Home Cooks > Recipes > Hearty Chicken Pot Pie
Yield: Makes 4 servings 3/4 cup chopped onion
3/4 teaspoon dried sage, crumbled
2 tablespoons vegetable oil
2 tablespoons all-purpose flour
1/2 cup chicken broth
4 teaspoons Kikkoman Soy Sauce
3/4 cup Pearl Unsweetened Organic Soymilk
1 package (10 oz.) frozen vegetable mixture
(about 2-1/4 cups)
2 cups cubed, cooked chicken
1 ready-made refrigerated pie crust,
softened as package directs
- Sauté onion and sage in hot oil in large skillet over medium-high heat 2 minutes.
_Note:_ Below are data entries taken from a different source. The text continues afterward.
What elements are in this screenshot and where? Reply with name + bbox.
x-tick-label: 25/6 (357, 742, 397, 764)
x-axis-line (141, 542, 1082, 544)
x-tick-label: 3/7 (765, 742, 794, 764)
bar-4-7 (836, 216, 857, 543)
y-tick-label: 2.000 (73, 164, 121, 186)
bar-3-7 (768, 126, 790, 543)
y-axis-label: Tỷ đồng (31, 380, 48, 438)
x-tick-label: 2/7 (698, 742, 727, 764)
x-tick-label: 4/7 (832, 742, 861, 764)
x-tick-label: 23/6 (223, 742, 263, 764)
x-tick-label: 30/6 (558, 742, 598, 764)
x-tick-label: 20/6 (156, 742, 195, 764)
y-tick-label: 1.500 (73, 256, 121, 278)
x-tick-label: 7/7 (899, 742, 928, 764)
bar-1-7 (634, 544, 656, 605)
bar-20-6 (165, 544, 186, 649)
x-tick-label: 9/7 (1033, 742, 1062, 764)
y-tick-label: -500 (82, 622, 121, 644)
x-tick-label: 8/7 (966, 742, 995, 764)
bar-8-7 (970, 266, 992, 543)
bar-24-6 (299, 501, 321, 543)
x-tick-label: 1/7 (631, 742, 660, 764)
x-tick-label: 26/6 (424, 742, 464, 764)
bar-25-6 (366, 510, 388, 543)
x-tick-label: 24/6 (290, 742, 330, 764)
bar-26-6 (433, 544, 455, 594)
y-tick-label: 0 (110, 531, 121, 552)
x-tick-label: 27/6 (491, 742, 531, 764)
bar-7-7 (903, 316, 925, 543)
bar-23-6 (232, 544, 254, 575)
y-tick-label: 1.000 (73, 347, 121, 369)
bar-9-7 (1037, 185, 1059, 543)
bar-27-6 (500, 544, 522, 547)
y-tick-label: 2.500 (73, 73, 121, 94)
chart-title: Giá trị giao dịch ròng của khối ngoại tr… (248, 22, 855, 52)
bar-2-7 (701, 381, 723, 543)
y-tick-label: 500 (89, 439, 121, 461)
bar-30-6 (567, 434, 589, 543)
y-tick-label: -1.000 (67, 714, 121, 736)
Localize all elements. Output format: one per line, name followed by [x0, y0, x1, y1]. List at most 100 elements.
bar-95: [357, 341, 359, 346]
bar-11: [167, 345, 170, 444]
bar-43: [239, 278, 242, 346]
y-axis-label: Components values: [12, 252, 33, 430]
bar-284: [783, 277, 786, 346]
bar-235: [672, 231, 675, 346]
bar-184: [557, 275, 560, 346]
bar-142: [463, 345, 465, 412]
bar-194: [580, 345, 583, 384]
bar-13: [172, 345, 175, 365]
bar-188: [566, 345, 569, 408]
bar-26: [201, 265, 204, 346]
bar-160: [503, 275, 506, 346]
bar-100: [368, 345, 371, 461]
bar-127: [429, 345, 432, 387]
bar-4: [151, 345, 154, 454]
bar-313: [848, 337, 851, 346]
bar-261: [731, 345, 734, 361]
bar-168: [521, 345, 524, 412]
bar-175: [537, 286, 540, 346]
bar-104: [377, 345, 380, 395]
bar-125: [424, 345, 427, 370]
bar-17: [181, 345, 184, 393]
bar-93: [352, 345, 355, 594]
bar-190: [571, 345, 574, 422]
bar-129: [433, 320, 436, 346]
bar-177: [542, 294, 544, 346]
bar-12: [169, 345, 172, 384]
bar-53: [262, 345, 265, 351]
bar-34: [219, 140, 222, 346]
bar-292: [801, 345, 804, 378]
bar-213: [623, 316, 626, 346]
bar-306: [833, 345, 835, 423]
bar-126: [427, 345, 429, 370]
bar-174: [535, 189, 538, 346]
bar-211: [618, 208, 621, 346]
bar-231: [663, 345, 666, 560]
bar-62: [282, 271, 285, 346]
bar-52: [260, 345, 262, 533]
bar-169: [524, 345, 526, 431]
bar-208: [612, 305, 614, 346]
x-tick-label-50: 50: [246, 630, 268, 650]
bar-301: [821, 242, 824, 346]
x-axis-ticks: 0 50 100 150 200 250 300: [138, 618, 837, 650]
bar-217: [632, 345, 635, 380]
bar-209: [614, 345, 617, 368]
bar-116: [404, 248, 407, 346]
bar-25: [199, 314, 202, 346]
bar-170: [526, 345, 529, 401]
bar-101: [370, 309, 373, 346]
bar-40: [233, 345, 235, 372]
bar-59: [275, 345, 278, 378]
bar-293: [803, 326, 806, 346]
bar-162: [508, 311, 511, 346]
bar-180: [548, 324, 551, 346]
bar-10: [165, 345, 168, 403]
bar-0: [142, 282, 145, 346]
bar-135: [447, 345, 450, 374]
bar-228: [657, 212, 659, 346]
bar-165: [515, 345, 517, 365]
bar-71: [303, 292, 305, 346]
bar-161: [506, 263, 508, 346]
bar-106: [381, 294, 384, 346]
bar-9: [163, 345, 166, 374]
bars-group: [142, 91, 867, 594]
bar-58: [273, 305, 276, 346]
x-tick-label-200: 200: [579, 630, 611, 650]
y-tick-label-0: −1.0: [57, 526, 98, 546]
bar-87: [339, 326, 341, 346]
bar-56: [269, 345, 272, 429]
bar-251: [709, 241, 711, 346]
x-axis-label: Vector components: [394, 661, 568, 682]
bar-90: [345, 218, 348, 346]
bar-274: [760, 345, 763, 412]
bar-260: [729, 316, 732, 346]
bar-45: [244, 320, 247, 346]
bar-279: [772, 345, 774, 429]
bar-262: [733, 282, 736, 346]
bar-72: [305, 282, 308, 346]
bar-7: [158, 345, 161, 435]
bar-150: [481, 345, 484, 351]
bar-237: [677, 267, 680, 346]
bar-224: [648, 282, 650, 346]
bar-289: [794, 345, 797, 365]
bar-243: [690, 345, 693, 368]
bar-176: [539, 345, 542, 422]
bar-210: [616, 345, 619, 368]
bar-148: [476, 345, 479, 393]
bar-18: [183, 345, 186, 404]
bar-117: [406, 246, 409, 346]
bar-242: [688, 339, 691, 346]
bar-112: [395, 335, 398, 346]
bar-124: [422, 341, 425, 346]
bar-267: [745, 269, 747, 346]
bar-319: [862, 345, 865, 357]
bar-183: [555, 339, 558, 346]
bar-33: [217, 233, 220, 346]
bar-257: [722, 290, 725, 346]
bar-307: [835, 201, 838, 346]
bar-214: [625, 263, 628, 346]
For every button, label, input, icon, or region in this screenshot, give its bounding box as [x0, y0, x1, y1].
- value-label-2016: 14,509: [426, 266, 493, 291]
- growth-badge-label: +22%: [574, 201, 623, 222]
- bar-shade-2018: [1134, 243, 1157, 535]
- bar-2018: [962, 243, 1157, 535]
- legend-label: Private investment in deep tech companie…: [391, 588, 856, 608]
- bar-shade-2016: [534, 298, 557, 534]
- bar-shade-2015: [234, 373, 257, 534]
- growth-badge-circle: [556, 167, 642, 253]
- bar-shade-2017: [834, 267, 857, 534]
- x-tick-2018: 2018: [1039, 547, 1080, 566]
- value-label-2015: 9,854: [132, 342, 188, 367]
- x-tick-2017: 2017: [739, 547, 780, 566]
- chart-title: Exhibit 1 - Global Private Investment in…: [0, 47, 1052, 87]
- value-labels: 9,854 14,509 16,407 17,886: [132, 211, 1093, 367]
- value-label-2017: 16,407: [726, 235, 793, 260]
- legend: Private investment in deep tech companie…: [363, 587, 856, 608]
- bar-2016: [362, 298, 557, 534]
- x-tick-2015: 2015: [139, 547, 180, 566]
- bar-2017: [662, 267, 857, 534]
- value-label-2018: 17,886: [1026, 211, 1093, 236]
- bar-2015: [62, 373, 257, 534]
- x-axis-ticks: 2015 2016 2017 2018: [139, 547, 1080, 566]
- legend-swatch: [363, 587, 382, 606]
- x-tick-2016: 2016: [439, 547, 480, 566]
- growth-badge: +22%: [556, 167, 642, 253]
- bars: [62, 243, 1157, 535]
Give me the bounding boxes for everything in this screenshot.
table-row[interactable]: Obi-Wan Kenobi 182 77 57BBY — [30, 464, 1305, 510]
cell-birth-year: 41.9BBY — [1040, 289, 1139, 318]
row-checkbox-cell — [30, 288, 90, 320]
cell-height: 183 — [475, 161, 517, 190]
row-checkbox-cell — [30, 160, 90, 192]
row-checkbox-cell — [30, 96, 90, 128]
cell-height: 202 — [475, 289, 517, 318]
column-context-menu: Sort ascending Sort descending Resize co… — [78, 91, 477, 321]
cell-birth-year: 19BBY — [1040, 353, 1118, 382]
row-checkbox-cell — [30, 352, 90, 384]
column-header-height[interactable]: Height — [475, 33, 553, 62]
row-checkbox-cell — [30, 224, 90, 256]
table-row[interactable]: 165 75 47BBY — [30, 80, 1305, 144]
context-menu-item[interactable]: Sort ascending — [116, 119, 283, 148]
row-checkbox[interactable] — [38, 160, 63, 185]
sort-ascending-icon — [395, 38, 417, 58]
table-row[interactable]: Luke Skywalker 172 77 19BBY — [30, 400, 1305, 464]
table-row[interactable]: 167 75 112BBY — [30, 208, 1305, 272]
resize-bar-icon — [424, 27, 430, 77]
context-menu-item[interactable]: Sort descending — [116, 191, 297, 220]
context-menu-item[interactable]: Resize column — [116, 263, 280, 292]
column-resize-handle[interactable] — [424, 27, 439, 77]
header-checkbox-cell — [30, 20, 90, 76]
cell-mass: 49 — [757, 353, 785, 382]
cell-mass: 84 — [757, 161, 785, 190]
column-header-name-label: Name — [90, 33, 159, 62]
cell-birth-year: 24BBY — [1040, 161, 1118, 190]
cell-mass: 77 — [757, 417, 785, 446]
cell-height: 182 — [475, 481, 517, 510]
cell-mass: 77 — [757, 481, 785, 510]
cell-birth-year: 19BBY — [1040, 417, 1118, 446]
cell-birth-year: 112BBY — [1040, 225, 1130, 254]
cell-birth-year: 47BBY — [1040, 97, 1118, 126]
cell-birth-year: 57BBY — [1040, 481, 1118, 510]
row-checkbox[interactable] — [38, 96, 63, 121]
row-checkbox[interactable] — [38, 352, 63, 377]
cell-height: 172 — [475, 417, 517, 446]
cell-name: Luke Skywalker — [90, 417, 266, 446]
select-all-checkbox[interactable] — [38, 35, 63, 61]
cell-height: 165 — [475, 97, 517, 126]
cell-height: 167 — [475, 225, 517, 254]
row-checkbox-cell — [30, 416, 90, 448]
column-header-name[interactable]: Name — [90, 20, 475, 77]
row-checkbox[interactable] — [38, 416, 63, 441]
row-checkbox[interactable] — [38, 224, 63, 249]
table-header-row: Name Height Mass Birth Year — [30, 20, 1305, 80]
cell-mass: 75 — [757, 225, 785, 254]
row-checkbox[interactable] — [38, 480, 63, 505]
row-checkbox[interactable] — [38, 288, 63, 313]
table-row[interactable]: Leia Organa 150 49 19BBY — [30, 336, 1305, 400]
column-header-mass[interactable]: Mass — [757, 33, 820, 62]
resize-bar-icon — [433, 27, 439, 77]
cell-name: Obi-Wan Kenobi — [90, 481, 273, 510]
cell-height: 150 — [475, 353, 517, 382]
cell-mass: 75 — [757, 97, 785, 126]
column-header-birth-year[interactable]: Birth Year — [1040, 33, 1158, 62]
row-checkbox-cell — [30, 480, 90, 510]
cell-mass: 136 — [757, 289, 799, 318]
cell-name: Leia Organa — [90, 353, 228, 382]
- Sprinkle in flour; cook and stir until bubbly. Add chicken broth and soy sauce; cook, stirring, 1 minute. Gradually stir in soymilk. Add vegetables and chicken; cook and stir until mixture is hot.
- Pour into 1-1/2-quart round casserole dish. Top with pie crust; fold under excess dough and flute edges, pressing dough onto dish. With sharp knife, make six 3-inch long slits in crust.
- Bake in preheated 425°F oven 25 minutes, or until crust is golden brown. (If edges of crust start to brown too quickly after 15 minutes, cover with strips of foil.)
- Let stand 5 minutes before serving.